月亮出山后爆竹的声音在街头巷尾响起,宫城的上空也礼炮花响,有的像绽开的花朵,有的似五彩的雨滴,有的恰似凤凰涅槃,更有白银落落之彩。

烟火之下,还有庙会的杂耍艺人的节目在街上演出,这时候总是能多赚一大笔的。

灯火通明的都城,人们比肩接踵,一个个的都是面带微笑,城内一片喜庆祥和的场景。

可是在这震动山林草木的鞭炮声之后,倒也不是没家每户都沉浸在济济一堂、虚无坐席的年夜饭之中。

这城西的一家餐馆儿里,就另有一群贵人,正在琢磨着这个年该怎么过。

梦仙居内——

“小二!再来二两酒,加一只烧鹅。

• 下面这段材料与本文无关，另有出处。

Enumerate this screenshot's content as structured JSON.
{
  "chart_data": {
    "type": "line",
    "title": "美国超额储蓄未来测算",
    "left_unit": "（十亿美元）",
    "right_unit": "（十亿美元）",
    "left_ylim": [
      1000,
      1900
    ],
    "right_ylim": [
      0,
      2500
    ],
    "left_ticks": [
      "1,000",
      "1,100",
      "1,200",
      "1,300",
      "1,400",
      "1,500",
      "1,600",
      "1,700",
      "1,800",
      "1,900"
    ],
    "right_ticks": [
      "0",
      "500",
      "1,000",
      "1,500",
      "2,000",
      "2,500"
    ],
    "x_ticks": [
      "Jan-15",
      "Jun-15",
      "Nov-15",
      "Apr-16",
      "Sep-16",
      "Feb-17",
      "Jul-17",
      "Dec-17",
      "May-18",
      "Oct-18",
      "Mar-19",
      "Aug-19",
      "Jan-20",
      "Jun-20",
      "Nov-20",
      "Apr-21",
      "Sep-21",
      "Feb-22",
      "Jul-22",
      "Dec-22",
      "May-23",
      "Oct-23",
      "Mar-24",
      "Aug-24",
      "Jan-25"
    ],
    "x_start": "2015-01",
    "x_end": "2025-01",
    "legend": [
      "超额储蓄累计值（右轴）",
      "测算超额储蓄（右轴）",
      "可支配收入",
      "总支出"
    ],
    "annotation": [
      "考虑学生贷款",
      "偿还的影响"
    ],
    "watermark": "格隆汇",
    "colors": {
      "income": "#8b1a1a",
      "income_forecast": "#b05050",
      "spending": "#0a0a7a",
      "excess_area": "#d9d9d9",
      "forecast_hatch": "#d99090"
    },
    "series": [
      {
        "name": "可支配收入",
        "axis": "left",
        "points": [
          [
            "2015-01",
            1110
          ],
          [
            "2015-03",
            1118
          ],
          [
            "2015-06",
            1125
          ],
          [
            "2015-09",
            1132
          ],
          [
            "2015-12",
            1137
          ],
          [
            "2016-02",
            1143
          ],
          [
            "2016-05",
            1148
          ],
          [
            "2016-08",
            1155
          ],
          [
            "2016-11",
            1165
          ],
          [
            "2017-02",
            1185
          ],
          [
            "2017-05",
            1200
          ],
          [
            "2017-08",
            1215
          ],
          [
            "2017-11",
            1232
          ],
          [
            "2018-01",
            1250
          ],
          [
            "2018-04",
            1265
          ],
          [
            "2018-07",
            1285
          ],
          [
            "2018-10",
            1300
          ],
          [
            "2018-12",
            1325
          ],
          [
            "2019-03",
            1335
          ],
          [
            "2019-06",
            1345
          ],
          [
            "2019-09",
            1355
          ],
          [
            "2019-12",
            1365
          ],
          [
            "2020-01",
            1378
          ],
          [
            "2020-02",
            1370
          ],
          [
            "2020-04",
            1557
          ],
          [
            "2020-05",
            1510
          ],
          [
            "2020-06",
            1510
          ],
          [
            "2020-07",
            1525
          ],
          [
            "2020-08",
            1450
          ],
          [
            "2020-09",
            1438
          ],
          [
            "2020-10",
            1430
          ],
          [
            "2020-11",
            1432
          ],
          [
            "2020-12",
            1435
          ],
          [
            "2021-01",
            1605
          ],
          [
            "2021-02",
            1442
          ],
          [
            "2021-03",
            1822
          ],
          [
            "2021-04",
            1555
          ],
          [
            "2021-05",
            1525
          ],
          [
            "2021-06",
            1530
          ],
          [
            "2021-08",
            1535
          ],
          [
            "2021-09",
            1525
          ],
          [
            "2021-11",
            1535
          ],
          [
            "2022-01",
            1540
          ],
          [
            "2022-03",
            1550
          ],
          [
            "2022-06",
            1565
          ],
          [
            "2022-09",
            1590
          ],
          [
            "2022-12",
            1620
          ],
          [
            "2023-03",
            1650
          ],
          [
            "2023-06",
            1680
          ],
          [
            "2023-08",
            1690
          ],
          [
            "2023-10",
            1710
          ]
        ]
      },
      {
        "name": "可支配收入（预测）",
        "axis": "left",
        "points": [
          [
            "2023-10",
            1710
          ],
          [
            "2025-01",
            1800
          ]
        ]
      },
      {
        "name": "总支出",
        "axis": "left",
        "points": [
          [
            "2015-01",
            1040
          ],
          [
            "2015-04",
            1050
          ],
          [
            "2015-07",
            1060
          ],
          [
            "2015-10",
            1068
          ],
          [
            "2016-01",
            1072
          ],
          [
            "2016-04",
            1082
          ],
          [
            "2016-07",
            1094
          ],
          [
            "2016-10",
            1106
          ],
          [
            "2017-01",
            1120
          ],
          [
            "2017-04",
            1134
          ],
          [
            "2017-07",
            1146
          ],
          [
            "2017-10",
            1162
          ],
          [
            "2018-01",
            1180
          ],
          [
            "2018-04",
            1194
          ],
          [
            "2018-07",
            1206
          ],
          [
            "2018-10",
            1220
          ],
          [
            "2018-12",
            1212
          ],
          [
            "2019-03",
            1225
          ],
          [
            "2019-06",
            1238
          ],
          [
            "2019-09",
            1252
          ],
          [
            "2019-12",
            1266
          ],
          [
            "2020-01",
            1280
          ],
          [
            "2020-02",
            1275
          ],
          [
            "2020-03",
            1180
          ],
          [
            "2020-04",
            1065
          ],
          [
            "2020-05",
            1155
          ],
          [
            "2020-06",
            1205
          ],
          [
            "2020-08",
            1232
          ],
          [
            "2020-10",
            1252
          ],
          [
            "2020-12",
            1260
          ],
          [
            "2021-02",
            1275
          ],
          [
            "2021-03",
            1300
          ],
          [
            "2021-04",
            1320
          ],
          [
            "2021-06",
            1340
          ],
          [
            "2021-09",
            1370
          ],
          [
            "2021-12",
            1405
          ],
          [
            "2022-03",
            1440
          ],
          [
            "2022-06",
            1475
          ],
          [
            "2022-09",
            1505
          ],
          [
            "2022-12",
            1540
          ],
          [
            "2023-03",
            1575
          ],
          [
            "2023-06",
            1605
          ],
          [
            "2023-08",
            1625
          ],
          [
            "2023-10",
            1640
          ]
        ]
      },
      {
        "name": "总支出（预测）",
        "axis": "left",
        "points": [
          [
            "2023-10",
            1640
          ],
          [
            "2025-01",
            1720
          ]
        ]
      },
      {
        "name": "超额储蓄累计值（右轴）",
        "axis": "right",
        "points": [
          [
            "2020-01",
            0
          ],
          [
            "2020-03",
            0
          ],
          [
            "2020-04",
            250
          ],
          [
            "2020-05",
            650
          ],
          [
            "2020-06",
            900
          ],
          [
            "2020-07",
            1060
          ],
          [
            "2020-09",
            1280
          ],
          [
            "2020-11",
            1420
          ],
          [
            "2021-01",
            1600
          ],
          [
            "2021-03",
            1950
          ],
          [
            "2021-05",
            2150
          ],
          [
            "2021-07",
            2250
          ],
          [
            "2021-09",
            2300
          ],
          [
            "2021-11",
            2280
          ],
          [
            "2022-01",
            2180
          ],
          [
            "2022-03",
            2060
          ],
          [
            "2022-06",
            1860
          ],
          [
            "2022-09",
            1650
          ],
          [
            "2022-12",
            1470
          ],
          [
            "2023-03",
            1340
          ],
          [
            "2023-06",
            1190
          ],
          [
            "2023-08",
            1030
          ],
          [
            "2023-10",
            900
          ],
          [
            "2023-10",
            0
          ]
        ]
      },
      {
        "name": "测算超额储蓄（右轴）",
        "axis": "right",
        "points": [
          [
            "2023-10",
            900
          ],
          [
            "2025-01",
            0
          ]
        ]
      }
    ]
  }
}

”一桌子汉子扯着嗓儿喊了一句。

“好嘞爷!您先候着!马上!”酒楼里的小二一个个儿脚不沾地的奔着,就怕哪桌儿怠慢了。

“小二!加个鸡油香菇,三鲜鸭舌。”

“来,钟家少东家的豆沙凉糕,一品官燕,蜜汁山药,快去上菜。”

“好嘞!”

这能来梦仙居吃饭的不敢说都是皇亲贵族,但绝对都是些不差钱儿的主,今晚挣得多,大家也能多拿点红包啦!就这点儿盼头在这心里支着,一个个的干着活儿啊,心里都带劲儿!

三楼的一间包间里,却没有下面这般喜庆。

费禄洪:“左大人,你怎么才来,这让下官和文斌等了好一会儿了。”

一个看着约摸三十有几的男人说道到。

费禄洪,位任司徒于户部做官,一直巴结着各路尚书,手中权力不是极大,但也绝对不小,但一直阴沟里做着些见不得人的勾当。

钟文斌:“是啊,这除夕之夜还真是贵人事多啊。”

钟文斌,兵部侍郎,眼神总是飘忽不定,到处找着能扣钱出来的营生。

钟文斌全是靠着其父亲在迁都平城之前的一场战役中护主有功,但也因伤病不治而死,钟文斌这才从这豺狼争夺之中跳脱出来,做了个兵部侍郎。

这门帘一开,四十多岁一男子迎面而来。

眼前就是个一袭黑貂,面非和颜悦色之人,他倒是长得普通,可是眉宇之间也倒是让人不敢太过接近。

走起路来虽气势雷厉风行,但步子很稳,和楼下熙攘热烈的酒肉之样似乎根本不在同个世界里。

这便是费禄洪口中的“左大人”——左卓。

左卓是当朝皇帝拓跋珪的叔父,为当朝异姓大丞相,开国元年被加封宜襄公。

左大人一进门,也没说话,招呼了身边跟着的人去门外守着后,只是坐下静静的喝了一杯茶。

“左大人,这最近是什么动向?户部这几天可是动都不敢动啊。”

费禄洪一上来看左卓不说话,心里可就慌了。听说前几日,那户部尚书可是在御前被皇上训斥了啊。

钟文斌这一听便瘫坐着笑到:“那是他巫马博不长眼,明知道皇上最近在为粮饷一事烦心,他还不知言明的往上撞!”

左卓还在喝着茶,就仿佛听不到这二人说话一样,钟文斌和费禄洪见状,也就不再继续说下去了。

“说完了?”一声磁音就从茶杯边缘发出来了。

钟文斌和费禄洪相觑一下,不明白这究竟是怎么回事。

左卓头都不抬,只是看着眼前的这一盏茶,听着楼下吃酒言欢的来往之人。

“费兄,你户部的事自己弄清楚了吗?”

这话是什么意思?什么叫户部的事弄没弄清楚?

费禄洪不明白此话是为何意:“大人,下官不明,还请大人指点。”

“指点?”左卓面容上略过一丝耻笑。

“你不知道身边人有不干净的吗?巫马博前两日上奏,说是青州知府在当地……”

“啊!”

左卓这会儿话还没说完,费禄洪就惊了。

费禄洪一听,手震了一下,突然间坐那儿就不动了,两眼发慌的不知看向哪边。